The catch is that the correlation between the loss of business and the amount of snowfall is imperfect. The futures contract doesn’t payout the amount of an airline’s losses. It’s payout is determined by the index, and the index isn’t always a good signal of the airline’s losses. The number of flights canceled is likely to be greater if the snow is concentrated in a couple of heavy storms than if it is spread out evenly throughout the month. But the futures contract payout will be the same in both cases. Similarly, two storms with comparable snowfall may have very different impacts on the complicated network of flights:

This is where insurance policies have an advantage. When I have an automobile accident, my insurance company covers the damage, whatever the damage–less my deductible. If snowfall causes roof damage to my house, my homeowner’s insurance covers the repairs. It doesn’t make the payout contingent upon total snowfall in the month, regardless of whether I have any damage or not. The payout is contingent on the scale of the damage. When hurricane Andrew struck Florida in 1992, causing enormous damage, it was the scale of the damage actually done that caused the large insurance payouts, not the measure of windspeed or quantity of rainfall. A hedging strategy using futures contracts doesn’t have this flexibility to make the payout contingent on the actual losses incurred. This is another example of basis risk.
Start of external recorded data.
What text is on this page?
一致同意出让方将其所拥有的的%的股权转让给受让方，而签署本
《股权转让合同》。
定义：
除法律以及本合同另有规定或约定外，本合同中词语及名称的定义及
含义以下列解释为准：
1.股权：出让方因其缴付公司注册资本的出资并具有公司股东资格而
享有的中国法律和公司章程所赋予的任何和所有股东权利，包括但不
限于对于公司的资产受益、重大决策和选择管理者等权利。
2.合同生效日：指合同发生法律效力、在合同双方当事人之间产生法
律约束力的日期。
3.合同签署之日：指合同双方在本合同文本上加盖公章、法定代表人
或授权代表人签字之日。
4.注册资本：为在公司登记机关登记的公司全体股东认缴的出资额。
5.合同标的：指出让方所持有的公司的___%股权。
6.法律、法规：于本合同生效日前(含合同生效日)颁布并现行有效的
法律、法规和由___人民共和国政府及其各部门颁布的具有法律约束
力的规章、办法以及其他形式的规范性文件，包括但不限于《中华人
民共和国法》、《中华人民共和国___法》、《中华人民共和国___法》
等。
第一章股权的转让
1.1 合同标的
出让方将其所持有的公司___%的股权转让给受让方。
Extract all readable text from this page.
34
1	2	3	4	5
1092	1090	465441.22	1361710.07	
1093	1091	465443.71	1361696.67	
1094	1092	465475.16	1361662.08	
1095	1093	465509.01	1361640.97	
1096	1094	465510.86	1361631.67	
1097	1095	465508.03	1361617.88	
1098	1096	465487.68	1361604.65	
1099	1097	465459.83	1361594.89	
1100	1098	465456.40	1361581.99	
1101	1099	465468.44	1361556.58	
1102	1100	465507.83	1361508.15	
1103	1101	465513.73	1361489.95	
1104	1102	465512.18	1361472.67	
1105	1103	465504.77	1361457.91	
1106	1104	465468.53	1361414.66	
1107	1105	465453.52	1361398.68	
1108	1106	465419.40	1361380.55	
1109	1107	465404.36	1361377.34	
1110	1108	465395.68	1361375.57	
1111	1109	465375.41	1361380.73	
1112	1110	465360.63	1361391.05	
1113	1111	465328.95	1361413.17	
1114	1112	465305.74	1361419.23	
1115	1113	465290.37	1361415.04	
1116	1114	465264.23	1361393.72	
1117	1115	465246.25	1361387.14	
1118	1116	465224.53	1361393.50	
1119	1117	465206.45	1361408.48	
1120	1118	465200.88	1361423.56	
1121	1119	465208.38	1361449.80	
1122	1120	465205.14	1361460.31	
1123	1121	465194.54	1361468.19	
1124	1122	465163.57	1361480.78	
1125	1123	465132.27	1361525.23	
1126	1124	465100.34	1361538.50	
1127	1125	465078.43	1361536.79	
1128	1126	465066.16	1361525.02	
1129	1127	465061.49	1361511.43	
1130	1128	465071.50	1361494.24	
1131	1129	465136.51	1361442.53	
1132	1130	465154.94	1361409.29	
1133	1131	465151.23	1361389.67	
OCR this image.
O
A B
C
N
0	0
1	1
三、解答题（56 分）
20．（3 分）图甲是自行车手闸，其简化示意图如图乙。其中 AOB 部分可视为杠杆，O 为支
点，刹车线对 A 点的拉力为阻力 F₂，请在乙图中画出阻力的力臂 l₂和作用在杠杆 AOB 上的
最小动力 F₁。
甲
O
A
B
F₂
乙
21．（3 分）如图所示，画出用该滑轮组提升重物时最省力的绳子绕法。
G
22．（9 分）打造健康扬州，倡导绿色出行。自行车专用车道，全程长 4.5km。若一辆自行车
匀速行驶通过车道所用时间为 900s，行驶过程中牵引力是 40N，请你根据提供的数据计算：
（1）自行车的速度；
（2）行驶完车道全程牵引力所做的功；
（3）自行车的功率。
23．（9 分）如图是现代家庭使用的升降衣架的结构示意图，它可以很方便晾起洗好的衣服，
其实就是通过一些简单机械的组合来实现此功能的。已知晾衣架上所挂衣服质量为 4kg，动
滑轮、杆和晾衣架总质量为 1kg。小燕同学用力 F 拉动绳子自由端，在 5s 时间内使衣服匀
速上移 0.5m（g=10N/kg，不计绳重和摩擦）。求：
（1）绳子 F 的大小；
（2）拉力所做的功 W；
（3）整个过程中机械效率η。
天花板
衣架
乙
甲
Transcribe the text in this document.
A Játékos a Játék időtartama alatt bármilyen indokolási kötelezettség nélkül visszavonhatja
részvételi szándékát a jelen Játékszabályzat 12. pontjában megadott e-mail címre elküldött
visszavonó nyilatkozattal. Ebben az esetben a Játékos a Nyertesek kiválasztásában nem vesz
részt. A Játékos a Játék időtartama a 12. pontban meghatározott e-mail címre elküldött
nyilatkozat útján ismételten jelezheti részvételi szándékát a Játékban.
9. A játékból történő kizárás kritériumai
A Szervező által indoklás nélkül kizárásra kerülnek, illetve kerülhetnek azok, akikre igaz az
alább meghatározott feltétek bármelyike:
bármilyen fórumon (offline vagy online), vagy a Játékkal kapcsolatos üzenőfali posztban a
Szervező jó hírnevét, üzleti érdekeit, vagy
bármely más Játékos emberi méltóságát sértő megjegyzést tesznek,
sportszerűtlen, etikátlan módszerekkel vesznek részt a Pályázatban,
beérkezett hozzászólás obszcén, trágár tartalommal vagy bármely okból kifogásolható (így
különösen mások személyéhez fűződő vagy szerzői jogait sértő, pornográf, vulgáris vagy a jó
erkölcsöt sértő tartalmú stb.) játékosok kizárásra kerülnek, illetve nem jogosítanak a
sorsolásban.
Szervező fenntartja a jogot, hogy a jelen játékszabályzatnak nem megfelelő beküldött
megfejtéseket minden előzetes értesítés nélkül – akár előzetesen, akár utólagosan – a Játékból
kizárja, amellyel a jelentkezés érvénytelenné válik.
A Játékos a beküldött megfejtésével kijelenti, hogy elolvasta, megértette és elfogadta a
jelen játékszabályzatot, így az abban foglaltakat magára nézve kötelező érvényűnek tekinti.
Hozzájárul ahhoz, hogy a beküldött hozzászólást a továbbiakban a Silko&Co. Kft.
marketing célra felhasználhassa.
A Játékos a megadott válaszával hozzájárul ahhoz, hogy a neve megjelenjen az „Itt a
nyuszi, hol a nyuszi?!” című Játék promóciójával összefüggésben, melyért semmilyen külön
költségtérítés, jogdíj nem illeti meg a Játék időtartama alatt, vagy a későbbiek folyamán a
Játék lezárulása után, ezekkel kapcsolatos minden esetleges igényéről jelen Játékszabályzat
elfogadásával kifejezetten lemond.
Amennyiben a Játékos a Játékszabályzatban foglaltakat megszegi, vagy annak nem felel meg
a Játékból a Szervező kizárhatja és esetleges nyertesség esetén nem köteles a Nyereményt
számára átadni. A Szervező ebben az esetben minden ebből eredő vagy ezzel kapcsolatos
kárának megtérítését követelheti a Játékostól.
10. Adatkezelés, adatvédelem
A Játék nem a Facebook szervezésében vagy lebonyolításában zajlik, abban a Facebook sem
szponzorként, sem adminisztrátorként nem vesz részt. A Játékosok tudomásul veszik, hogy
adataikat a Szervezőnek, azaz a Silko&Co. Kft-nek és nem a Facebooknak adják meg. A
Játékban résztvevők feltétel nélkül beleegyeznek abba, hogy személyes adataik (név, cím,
Of course, in order for insurance contracts to offer this extra benefit of making the payout match the loss, they have to hire adjusters to investigate claims. Obviously there is room for a disagreement between me and my insurer over whether my auto or home claim is really covered by my contract and reimbursable, and what is the actual size of the loss. This distinctive feature of insurance–that the payout is directly tied to the amount of damage–is a costly feature. The transactions costs–in the form of adjusters, appraisals and disputes–are high. Futures contracts have low transactions costs by making the payout contingent on an easily measured index. But the tradeoff is that a payout linked to this index doesn’t quite match the losses.

One Comment

  1. Posted February 12, 2011 at 4:48 pm | Permalink

    John,

    Why would somebody construct a derivative that does not clearly track the conditions sought by the hedger? It seems like the index against which the futures are pegged must be tied to the loss of airline business, not necessarily snow. And in fact there could be several weather patterns that could result in a loss of business for airlines. Am I missing something?